I did not feel that I could not sin, but that I would not, on the principle, that I would not put my hand in the fire, or besmear myself with filth, though so unnatural a thing were possible. It was a deliverance from the internal existence of sin, though not from the capability of sinning. The inherent quality of sin and bias to it were gone, but the will-power to originate it again, and the susceptibility to its re-entrance remained. My whole being became averse to sin, so that I could not enter upon its commission without doing violence to my renewed nature. Principles of fixed purity and abhorrence of sin would have to be broken down, before the habit or being of sin could re-assert itself, or receive the slightest indulgence, if by any temptation, infirmity, or surprise, I might be betrayed into it.

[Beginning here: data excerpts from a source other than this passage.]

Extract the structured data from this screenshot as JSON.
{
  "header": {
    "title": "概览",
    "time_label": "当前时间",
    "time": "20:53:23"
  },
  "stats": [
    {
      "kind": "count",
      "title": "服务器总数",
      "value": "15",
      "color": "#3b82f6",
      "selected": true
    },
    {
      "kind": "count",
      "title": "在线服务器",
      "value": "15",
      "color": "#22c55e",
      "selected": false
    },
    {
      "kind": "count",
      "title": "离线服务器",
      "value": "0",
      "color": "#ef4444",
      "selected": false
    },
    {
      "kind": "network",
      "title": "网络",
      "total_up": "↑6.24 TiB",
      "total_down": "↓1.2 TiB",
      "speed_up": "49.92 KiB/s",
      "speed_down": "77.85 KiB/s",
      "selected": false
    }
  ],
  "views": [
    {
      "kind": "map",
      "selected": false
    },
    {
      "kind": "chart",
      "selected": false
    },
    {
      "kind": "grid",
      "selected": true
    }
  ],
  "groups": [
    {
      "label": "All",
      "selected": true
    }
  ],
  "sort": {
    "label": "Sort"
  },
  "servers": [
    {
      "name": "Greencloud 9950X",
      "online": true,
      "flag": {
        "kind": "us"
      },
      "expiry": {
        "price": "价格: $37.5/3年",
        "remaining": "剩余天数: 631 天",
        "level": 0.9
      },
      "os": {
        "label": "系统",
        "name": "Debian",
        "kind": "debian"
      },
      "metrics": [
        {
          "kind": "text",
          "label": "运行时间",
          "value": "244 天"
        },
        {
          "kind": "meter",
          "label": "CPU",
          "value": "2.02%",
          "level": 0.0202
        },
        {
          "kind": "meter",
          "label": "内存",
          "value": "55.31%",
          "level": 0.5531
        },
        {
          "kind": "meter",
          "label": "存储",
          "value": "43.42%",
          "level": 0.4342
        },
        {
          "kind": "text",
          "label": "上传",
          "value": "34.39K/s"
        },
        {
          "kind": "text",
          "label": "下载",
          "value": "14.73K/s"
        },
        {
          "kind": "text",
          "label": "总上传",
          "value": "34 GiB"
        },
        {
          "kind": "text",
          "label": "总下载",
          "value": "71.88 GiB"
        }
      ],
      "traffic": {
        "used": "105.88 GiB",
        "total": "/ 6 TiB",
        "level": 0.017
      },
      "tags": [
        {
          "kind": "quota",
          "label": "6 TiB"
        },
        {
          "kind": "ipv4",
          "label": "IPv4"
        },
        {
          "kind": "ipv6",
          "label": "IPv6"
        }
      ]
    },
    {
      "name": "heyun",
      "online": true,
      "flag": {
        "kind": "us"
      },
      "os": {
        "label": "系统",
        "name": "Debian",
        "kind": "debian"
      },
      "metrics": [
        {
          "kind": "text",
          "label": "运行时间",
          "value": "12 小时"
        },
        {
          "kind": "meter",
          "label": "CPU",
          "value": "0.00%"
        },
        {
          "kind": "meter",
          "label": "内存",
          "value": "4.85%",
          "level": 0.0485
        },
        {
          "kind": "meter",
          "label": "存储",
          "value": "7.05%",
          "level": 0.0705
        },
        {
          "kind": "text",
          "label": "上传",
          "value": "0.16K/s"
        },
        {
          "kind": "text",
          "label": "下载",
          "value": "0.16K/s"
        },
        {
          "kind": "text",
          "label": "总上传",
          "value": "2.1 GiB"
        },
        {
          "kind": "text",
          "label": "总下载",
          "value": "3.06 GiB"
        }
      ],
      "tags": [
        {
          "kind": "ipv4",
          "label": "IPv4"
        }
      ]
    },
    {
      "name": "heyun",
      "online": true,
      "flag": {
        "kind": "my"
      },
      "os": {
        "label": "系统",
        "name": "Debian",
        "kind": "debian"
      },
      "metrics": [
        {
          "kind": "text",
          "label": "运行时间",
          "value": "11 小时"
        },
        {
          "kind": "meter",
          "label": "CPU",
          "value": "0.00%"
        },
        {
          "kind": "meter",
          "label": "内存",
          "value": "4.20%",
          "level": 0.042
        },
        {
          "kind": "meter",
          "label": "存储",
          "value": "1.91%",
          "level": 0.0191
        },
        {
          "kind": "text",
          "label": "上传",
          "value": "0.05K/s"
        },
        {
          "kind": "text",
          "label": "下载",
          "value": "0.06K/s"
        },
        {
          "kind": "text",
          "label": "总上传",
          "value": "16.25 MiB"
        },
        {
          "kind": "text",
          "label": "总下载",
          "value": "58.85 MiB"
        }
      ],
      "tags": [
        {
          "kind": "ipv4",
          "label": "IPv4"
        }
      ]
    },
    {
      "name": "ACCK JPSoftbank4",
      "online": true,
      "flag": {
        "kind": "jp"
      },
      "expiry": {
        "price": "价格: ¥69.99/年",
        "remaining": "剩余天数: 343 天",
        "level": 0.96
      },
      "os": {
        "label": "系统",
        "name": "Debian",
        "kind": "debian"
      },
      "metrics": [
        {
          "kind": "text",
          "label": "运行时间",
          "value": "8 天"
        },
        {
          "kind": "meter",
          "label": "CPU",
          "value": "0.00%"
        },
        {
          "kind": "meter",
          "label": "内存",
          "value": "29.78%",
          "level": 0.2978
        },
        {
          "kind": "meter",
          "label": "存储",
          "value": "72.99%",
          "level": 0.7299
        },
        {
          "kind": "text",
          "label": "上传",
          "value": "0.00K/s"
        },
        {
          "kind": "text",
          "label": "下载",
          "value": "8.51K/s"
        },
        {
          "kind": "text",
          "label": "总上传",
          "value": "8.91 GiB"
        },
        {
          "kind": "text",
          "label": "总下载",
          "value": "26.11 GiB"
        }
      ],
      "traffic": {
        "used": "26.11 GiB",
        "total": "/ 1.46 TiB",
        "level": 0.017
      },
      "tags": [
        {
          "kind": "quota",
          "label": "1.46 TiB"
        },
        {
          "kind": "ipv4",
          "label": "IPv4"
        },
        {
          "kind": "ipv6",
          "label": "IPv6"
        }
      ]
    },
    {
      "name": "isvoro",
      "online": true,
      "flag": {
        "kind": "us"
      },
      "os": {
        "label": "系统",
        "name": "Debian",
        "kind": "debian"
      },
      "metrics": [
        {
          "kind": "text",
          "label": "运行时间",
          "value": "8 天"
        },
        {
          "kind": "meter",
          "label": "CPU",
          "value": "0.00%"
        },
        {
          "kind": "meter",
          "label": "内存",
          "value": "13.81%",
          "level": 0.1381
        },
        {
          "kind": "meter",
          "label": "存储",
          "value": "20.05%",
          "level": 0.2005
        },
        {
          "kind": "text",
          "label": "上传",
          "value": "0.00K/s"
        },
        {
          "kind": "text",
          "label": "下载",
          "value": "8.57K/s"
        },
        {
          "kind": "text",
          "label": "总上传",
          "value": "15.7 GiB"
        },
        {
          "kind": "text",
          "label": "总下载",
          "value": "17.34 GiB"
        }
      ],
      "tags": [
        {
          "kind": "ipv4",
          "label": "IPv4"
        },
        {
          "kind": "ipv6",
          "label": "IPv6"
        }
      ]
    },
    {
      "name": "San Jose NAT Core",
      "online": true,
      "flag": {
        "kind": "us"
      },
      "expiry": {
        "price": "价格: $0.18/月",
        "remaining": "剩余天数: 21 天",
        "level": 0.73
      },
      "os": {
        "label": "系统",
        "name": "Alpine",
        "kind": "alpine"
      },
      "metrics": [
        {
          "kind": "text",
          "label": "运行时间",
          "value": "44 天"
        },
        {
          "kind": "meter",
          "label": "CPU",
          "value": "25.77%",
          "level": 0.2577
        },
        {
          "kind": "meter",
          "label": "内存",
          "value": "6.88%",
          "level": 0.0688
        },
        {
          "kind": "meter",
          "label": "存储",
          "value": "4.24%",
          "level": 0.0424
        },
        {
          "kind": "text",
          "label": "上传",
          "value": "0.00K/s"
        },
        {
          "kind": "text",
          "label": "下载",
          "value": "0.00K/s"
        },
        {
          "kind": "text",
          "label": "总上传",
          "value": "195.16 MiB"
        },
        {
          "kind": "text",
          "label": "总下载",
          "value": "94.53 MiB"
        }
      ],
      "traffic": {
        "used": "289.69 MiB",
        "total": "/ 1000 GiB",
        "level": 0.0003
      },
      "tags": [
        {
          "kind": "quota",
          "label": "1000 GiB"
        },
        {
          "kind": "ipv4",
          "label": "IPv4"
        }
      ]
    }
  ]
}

The difference between my regenerate and sanctified state seemed to be this: 1. In regeneration my soul was alienated from sin; in sanctification it became hostile to it, and was set as a that against it. 2. In regeneration my hopes were a mixture of assurance and fear; in sanctification my soul rested in unmixed quietness and assurance forever. Perfect love did actually cast out all fear that had torment. The physical suffering in death or other afflictions night be dreaded, but no fearful forebodings found place in the soul. 3. In regeneration the enjoyments of religion were temporary, fitful, and evanescent; in sanctification they became uniform, abiding, deep, rich, and supremely controlling. 4. In regeneration there was a constant obtrusion of worldly, ecclesiastical, or spiritual ambitions, personal to self; they preyed upon the soul and ate out the vitals of its spirituality and power; in sanctification these unholy ambitions became dead and unattractive as a faded autumn leaf. Prominence, official position, and preferment, coming as a spontaneity from esteemed brethren, still seemed desirable, but only so far as they were an expression of confidence, a tribute of respect, or a means of usefulness.